Nothing feels as validating as stepping on the bathroom scale and seeing the pay off for all your hard work. It’s as if you can hear the angels sing.
But what happens when that number stops going anywhere? And no matter how hard you work out or how healthy you eat, you can’t get those numbers to budge?
You’ve hit the dreaded weight loss plateau.
But never fear. You don’t have to let your plateau take control for long. Let’s look at several ways you can overcome a weight loss plateau.
Switch up Your Routine
Since your fitness routine started, you got into a groove on your stationary bike. You might even say you’ve become one with the bike.
But your weight loss plateau is telling you it’s bored and it’s time to mix things up.
As time goes on, your muscles begin to adjust and get used to a regular fitness routine. Making that time you spend cycling less effective.
Try something new! Join a boot camp class, or High Intensity Interval Training.
Whatever you decide to do, a new fitness routine will challenge your muscles. It will wake them up from the routine they grew accustomed to, pushing you out of that dreaded plateau.
Adjust Your Calorie Intake
Watching your calorie intake is a sure-fire way to lose weight. But one thing many people don’t think of is adjusting that intake as the pounds come off.
You should be re-evaluating your calorie needs after every ten pounds you lose. If you don’t, you may be taking in more than you need. And that will lead to a weight loss plateau.
Jump start your metabolism by adjusting your calorie intake according to your new weight. Then keep the plateau at bay by continuing to adjust as you go along.
Review Your Habits
Have your fitness rules become a little lax the further you’ve progressed into your routine?
It happens without many people realizing it. You’ve been doing good on your diet so what does a little nibble here or there hurt? You’ve been exercising like a maniac, you deserve one or two days off, right?
It’s easy to get loose on the rules little by little. But it eventually begins to catch up with you. And that could be causing your plateau.
Get a handle on your habits. Starting a fitness journal may help. Writing down your eating and exercise habits will make it crystal clear where your rules need a change.
Beware of How You Caffeinate
For many, your cup of jo is what gets you through your day, or at least your morning. But how many cups of coffee are you drinking? If it’s more than five cups, it could be your plateau culprit.
A study has shown that overdoing your coffee intake may lead to belly fat and increased risk of metabolic syndrome.
Plus, many of those fancy coffees pack more calories than you realize. Adding creamer and sugar only add to those numbers.
Switching out your cup for black coffee or green tea will turn your coffee troubles around, along with your plateau.
Up the Protein
Lean protein is the best friend of any weight loss diet. And if you’ve hit a weight loss stall, it could be the very thing to get it moving again.
That’s because protein is great at boosting metabolism. Plus, it helps your body keep muscle mass while it’s burning fat.
And better yet, it helps you feel fuller longer. Meaning you won’t get those mid-afternoon munchies, keeping your appetite in check.
To get the full benefits, spread your protein intake throughout the day. It will keep you feeling satisfied and your metabolism will love all the stellar nutrients it provides.
Throw in a Cheat Meal
It almost seems wrong to encourage you to cheat on your diet. But if you’re dealing with a plateau, it could be the deliciously naughty answer to your prayers.
As your body loses fat, sooner or later your brain will realize it’s getting low in fat storage and will try to conserve what’s left. It produces less of a hormone called Leptin, which puts your weight loss on hold.
Eating ONE meal rich in carbohydrates (yes, that includes a burger or pizza) will amp up your Leptin production. Thus, tricking your brain into thinking all is well and to start burning its fat supply again.
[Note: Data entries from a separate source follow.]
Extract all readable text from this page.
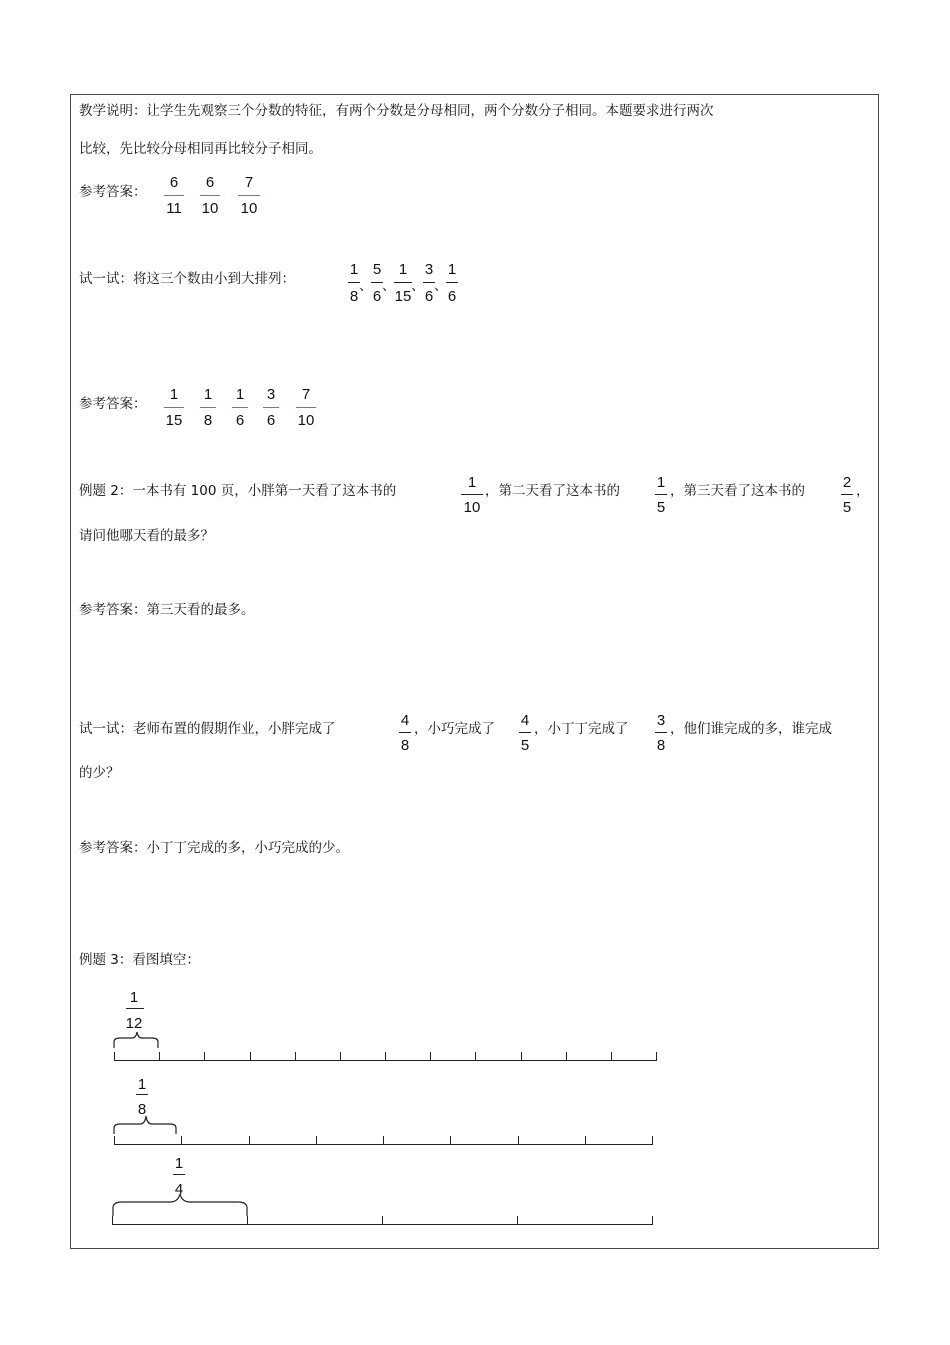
教学说明：让学生先观察三个分数的特征，有两个分数是分母相同，两个分数分子相同。本题要求进行两次
比较，先比较分母相同再比较分子相同。
参考答案：
6
11
6
10
7
10
试一试：将这三个数由小到大排列：
1
8
、
5
6
、
1
15
、
3
6
、
1
6
参考答案：
1
15
1
8
1
6
3
6
7
10
例题 2：一本书有 100 页，小胖第一天看了这本书的	1
10
，第二天看了这本书的 1
5
，第三天看了这本书的	2
5
，
请问他哪天看的最多？
参考答案：第三天看的最多。
试一试：老师布置的假期作业，小胖完成了	4
8
，小巧完成了 4
5
，小丁丁完成了 3
8
，他们谁完成的多，谁完成
的少？
参考答案：小丁丁完成的多，小巧完成的少。
例题 3：看图填空：
1
12
1
8
1
4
Now, don’t go overboard with this. You can’t cure a plateau with a free-for-all. But if things occasionally slow down, it’s ok to rev it back up with some carbs.
Increase Your Activity
Even if you’ve changed up your fitness routine, sometimes all you need is a little extra movement. And you don’t have to spend more time in the gym to get the job done.
Try taking the stairs instead of the elevator. Park further away from the store than you normally would. Or go on a cleaning spree and scrub down your house.
No matter how you do it, it doesn’t take a lot of extra movement to kick-start your metabolism past your plateau. All you need is that little extra push.
Drink More Water
Keeping well hydrated during any weight loss plan cannot be over-emphasized enough. Drinking water has more benefits than you might realize, but it’s the most overlooked part of any diet.
The symptoms of dehydration can mimic hunger. So when you think you’re hungry and are raiding the pantry, you actually need a simple glass of water.
Plus, it flushes your system out of any excess salt. And helps you power through those tough workouts.
And drinking a glass or two of water before every meal can help you eat less. It makes you feel fuller, preventing you from taking in too many calories.
So get out that reusable water bottle and pre-game every meal with a big glass of water. It may be the push you need to kick your plateau to the curb.
Show Your Weight Loss Plateau Who’s Boss
Don’t let your weight loss plateau be the boss of you. Using these tips will get those scale numbers heading back in the right direction… cue the singing angels.